Какого черта, собственно говоря, я лежу здесь и смеюсь? Неужто во мне говорит чувство превосходства? Только дети должны иметь право смеяться да совсем молоденькие девушки, и больше никто. Смех – это атавистический признак, доставшийся нам от обезьян, гнусные, бесстыдные звуки, вырывающиеся из горла. Смех исторгается из меня, когда меня щекочут под мышками. Что это мне сказал мясник Хауге, который сам оглушительно хохотал и, к слову сказать, гордился этим? Он сказал, что нет человека, обладающего пятью органами чувств, который бы…
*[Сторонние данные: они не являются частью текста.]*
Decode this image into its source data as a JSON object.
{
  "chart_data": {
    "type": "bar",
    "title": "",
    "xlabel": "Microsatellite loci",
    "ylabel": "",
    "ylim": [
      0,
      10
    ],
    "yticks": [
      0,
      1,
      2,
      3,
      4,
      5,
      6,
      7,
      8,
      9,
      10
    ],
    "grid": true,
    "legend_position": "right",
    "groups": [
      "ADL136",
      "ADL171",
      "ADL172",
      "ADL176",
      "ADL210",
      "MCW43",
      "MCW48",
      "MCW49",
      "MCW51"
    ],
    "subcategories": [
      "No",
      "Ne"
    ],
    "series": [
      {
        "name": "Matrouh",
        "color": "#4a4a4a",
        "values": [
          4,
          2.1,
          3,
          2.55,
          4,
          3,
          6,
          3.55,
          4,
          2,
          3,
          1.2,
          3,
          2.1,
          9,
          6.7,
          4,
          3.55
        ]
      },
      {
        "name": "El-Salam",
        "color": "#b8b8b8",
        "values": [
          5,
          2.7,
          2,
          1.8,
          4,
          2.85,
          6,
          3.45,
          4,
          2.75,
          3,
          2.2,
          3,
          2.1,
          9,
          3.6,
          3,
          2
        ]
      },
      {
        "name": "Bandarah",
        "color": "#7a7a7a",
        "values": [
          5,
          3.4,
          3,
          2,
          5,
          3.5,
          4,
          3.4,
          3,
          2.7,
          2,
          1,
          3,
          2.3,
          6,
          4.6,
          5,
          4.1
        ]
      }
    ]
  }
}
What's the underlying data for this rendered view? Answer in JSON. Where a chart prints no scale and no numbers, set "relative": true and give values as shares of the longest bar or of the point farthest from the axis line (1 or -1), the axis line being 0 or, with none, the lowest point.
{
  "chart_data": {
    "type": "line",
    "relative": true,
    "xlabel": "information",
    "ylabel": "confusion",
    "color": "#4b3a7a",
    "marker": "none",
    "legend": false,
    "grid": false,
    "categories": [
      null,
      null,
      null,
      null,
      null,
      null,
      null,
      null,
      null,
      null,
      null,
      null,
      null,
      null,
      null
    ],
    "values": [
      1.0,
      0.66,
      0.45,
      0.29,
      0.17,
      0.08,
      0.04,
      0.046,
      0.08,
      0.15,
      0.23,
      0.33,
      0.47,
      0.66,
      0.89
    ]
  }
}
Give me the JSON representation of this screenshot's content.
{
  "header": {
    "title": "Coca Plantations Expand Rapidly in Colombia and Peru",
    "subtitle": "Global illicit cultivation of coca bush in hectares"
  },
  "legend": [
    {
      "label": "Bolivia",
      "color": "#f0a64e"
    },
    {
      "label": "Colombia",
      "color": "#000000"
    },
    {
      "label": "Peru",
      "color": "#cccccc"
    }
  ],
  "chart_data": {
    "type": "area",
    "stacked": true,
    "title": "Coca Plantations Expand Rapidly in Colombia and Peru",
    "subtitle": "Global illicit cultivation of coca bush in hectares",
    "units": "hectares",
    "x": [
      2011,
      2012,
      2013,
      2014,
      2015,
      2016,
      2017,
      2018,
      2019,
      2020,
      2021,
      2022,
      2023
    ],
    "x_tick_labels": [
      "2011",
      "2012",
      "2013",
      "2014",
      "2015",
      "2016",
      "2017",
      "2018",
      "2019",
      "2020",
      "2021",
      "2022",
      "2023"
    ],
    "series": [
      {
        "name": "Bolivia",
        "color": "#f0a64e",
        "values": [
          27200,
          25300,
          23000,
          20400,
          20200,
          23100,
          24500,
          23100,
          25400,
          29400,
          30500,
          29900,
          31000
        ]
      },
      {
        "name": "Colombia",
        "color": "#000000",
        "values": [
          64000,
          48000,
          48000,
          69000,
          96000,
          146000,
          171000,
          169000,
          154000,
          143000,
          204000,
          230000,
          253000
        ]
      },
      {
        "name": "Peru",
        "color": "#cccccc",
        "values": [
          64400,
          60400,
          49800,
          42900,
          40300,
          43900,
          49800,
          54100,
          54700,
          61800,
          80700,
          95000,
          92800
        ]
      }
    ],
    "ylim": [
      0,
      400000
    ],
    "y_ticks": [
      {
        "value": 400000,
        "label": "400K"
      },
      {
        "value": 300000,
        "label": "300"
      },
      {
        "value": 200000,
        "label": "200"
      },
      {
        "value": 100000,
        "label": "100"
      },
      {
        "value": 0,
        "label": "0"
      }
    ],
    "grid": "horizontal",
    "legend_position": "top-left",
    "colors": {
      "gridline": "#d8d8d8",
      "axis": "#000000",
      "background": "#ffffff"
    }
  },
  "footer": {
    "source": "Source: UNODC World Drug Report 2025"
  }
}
А до чего прелестна была его дочурка! В тот день, когда я повстречал ее на улице, хлестал дождь. В руках у нее были судки, она шла и плакала, потому что потеряла деньги, на которые должна была купить в ресторации готовый обед. О усопшая мама, видела ли ты оттуда, с неба, что у меня не было ни единого шиллинга, чтобы утешить малютку, что я буквально рвал на себе волосы, но у меня не было ни гроша. Тут вдруг по улице продефилировал оркестр, а красивая монахиня обернулась и ослепила меня сверкающим взглядом, потом она смиренно пошла своей дорогой, опустив очи долу, должно быть казня себя за этот сверкнувший взгляд. Но в это мгновение какой-то господин с длинной бородой, в мягкой фетровой шляпе схватил меня за руку, иначе я попал бы под экипаж. Да, видит бог, я чуть не погиб…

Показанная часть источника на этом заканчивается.